Date of Award




Document Type


Degree Name

Doctor of Philosophy (PhD)


Department of Psychology


Industrial/Organizational Psychology

Content Description

1 online resource (viii, 137 pages) : illustrations.

Dissertation/Thesis Chair

Sylvia G Roch

Committee Members

Kevin J Williams, Ellen V Rubin


communication channels, informal performance feedback, media channel expertise, performance management, workplace communication, Supervision of employees, Communication in personnel management, Feedback (Psychology), Employees

Subject Categories

Industrial and Organizational Psychology


In today’s workplace, managers are expected to provide ongoing informal performance feedback to their employees. This becomes a challenge when organizations are geographically dispersed and managers do not work in the same location as their subordinates. Managers must identify a media channel to use for hosting these informal employee performance discussions, and the traditional method of face-to-face is not always an option. This study evaluates the extent to which the communication channel used to host informal performance conversations influences employees’ perceptions of media richness, ease of use, channel usefulness, and feedback effectiveness. Results suggest that channel type influences employees’ perceptions of media richness and ease of use. Specifically, face-to-face is the richest medium and email is seen as the easiest to use.

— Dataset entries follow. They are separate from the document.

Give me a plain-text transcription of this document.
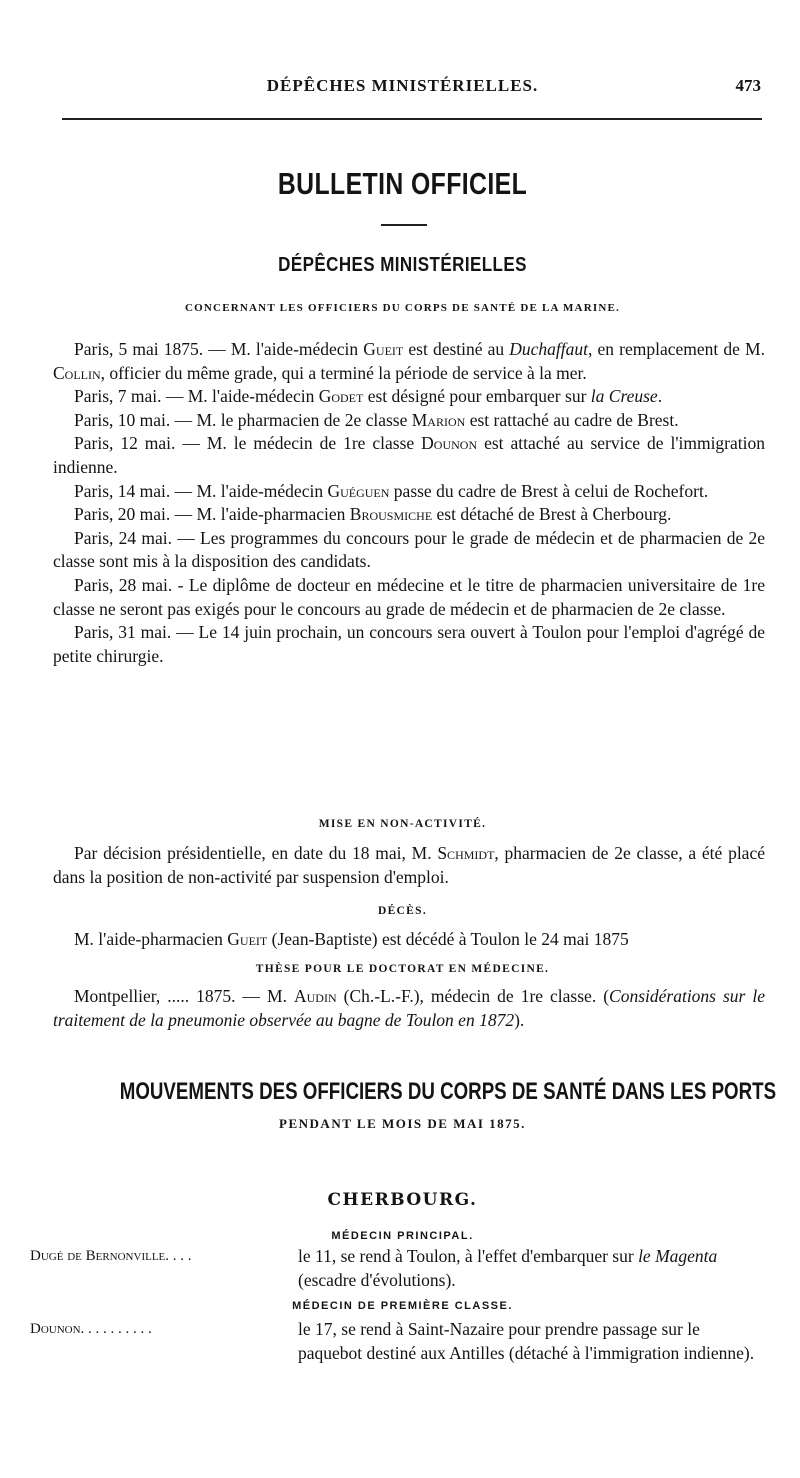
DÉPÊCHES MINISTÉRIELLES.	473
BULLETIN OFFICIEL
DÉPÊCHES MINISTÉRIELLES
CONCERNANT LES OFFICIERS DU CORPS DE SANTÉ DE LA MARINE.

Paris, 5 mai 1875. — M. l'aide-médecin Gueit est destiné au Duchaffaut, en remplacement de M. Collin, officier du même grade, qui a terminé la période de service à la mer.

Paris, 7 mai. — M. l'aide-médecin Godet est désigné pour embarquer sur la Creuse.

Paris, 10 mai. — M. le pharmacien de 2e classe Marion est rattaché au cadre de Brest.

Paris, 12 mai. — M. le médecin de 1re classe Dounon est attaché au service de l'immigration indienne.

Paris, 14 mai. — M. l'aide-médecin Guéguen passe du cadre de Brest à celui de Rochefort.

Paris, 20 mai. — M. l'aide-pharmacien Brousmiche est détaché de Brest à Cherbourg.

Paris, 24 mai. — Les programmes du concours pour le grade de médecin et de pharmacien de 2e classe sont mis à la disposition des candidats.

Paris, 28 mai. - Le diplôme de docteur en médecine et le titre de pharmacien universitaire de 1re classe ne seront pas exigés pour le concours au grade de médecin et de pharmacien de 2e classe.

Paris, 31 mai. — Le 14 juin prochain, un concours sera ouvert à Toulon pour l'emploi d'agrégé de petite chirurgie.

MISE EN NON-ACTIVITÉ.
Par décision présidentielle, en date du 18 mai, M. Schmidt, pharmacien de 2e classe, a été placé dans la position de non-activité par suspension d'emploi.
DÉCÈS.
M. l'aide-pharmacien Gueit (Jean-Baptiste) est décédé à Toulon le 24 mai 1875
THÈSE POUR LE DOCTORAT EN MÉDECINE.
Montpellier, ..... 1875. — M. Audin (Ch.-L.-F.), médecin de 1re classe. (Considérations sur le traitement de la pneumonie observée au bagne de Toulon en 1872).
MOUVEMENTS DES OFFICIERS DU CORPS DE SANTÉ DANS LES PORTS
PENDANT LE MOIS DE MAI 1875.
CHERBOURG.
MÉDECIN PRINCIPAL.
Dugé de Bernonville. . . .	le 11, se rend à Toulon, à l'effet d'embarquer sur le Magenta (escadre d'évolutions).
MÉDECIN DE PREMIÈRE CLASSE.
Dounon. . . . . . . . . .	le 17, se rend à Saint-Nazaire pour prendre passage sur le paquebot destiné aux Antilles (détaché à l'immigration indienne).
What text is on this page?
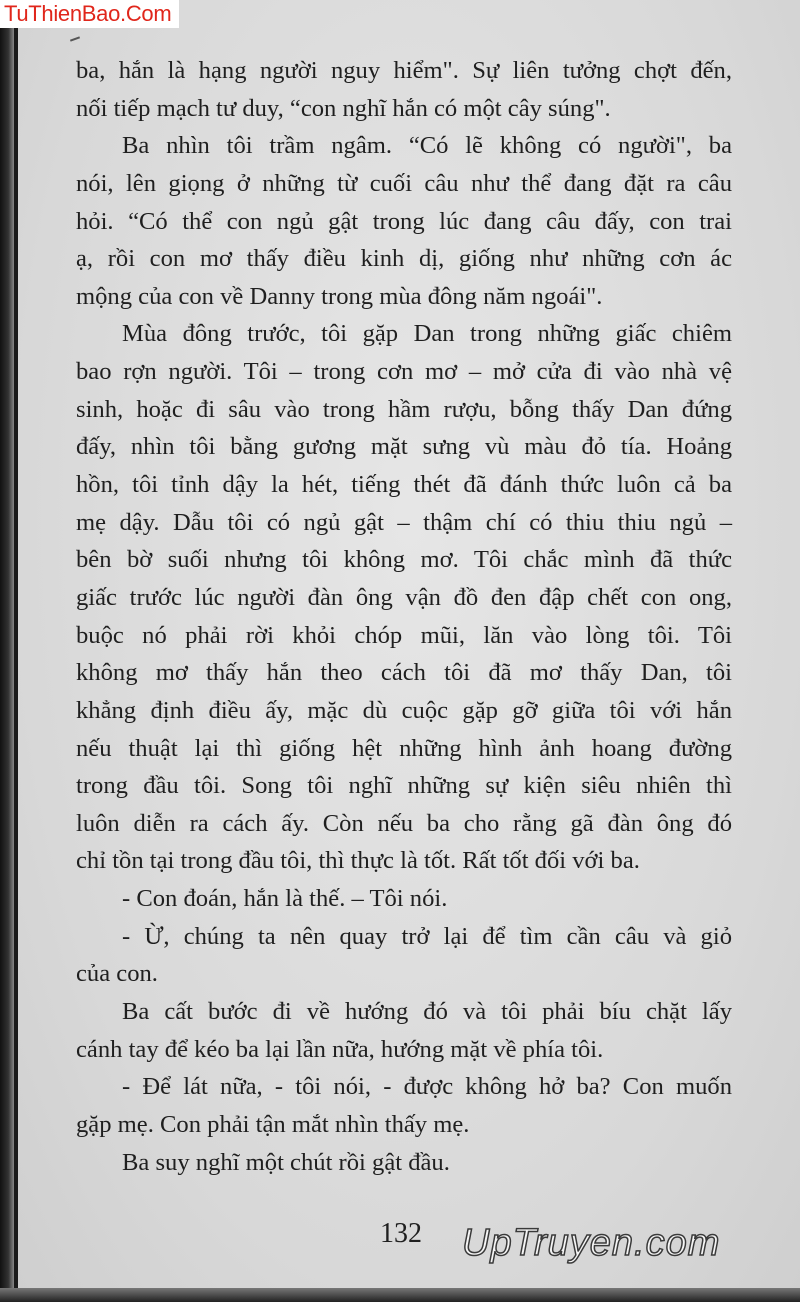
TuThienBao.Com
ba, hắn là hạng người nguy hiểm". Sự liên tưởng chợt đến,
nối tiếp mạch tư duy, “con nghĩ hắn có một cây súng".
Ba nhìn tôi trầm ngâm. “Có lẽ không có người", ba
nói, lên giọng ở những từ cuối câu như thể đang đặt ra câu
hỏi. “Có thể con ngủ gật trong lúc đang câu đấy, con trai
ạ, rồi con mơ thấy điều kinh dị, giống như những cơn ác
mộng của con về Danny trong mùa đông năm ngoái".
Mùa đông trước, tôi gặp Dan trong những giấc chiêm
bao rợn người. Tôi – trong cơn mơ – mở cửa đi vào nhà vệ
sinh, hoặc đi sâu vào trong hầm rượu, bỗng thấy Dan đứng
đấy, nhìn tôi bằng gương mặt sưng vù màu đỏ tía. Hoảng
hồn, tôi tỉnh dậy la hét, tiếng thét đã đánh thức luôn cả ba
mẹ dậy. Dẫu tôi có ngủ gật – thậm chí có thiu thiu ngủ –
bên bờ suối nhưng tôi không mơ. Tôi chắc mình đã thức
giấc trước lúc người đàn ông vận đồ đen đập chết con ong,
buộc nó phải rời khỏi chóp mũi, lăn vào lòng tôi. Tôi
không mơ thấy hắn theo cách tôi đã mơ thấy Dan, tôi
khẳng định điều ấy, mặc dù cuộc gặp gỡ giữa tôi với hắn
nếu thuật lại thì giống hệt những hình ảnh hoang đường
trong đầu tôi. Song tôi nghĩ những sự kiện siêu nhiên thì
luôn diễn ra cách ấy. Còn nếu ba cho rằng gã đàn ông đó
chỉ tồn tại trong đầu tôi, thì thực là tốt. Rất tốt đối với ba.
- Con đoán, hắn là thế. – Tôi nói.
- Ừ, chúng ta nên quay trở lại để tìm cần câu và giỏ
của con.
Ba cất bước đi về hướng đó và tôi phải bíu chặt lấy
cánh tay để kéo ba lại lần nữa, hướng mặt về phía tôi.
- Để lát nữa, - tôi nói, - được không hở ba? Con muốn
gặp mẹ. Con phải tận mắt nhìn thấy mẹ.
Ba suy nghĩ một chút rồi gật đầu.
132 UpTruyen.com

Further, self-reported knowledge-building experience moderates the channel type-perceptions relationships, such that greater expertise results in larger discrepancies in richness and ease of use perceptions between face-to-face and computer instant messaging. Additionally, richness and ease of use perceptions influence media usefulness perceptions for hosting performance conversations, which influences feedback effectiveness perceptions. The feedback channel itself was not found to directly influence feedback effectiveness perceptions. Thus, media channels not traditionally used for hosting performance conversations could be appropriate for use as long as the feedback receiver has positive perceptions of the channel. Overall, results of this study suggest that employees perceive workplace media channels differently, and channel perceptions matters in the context of performance conversations. Research and practical implications based on results of this study are discussed.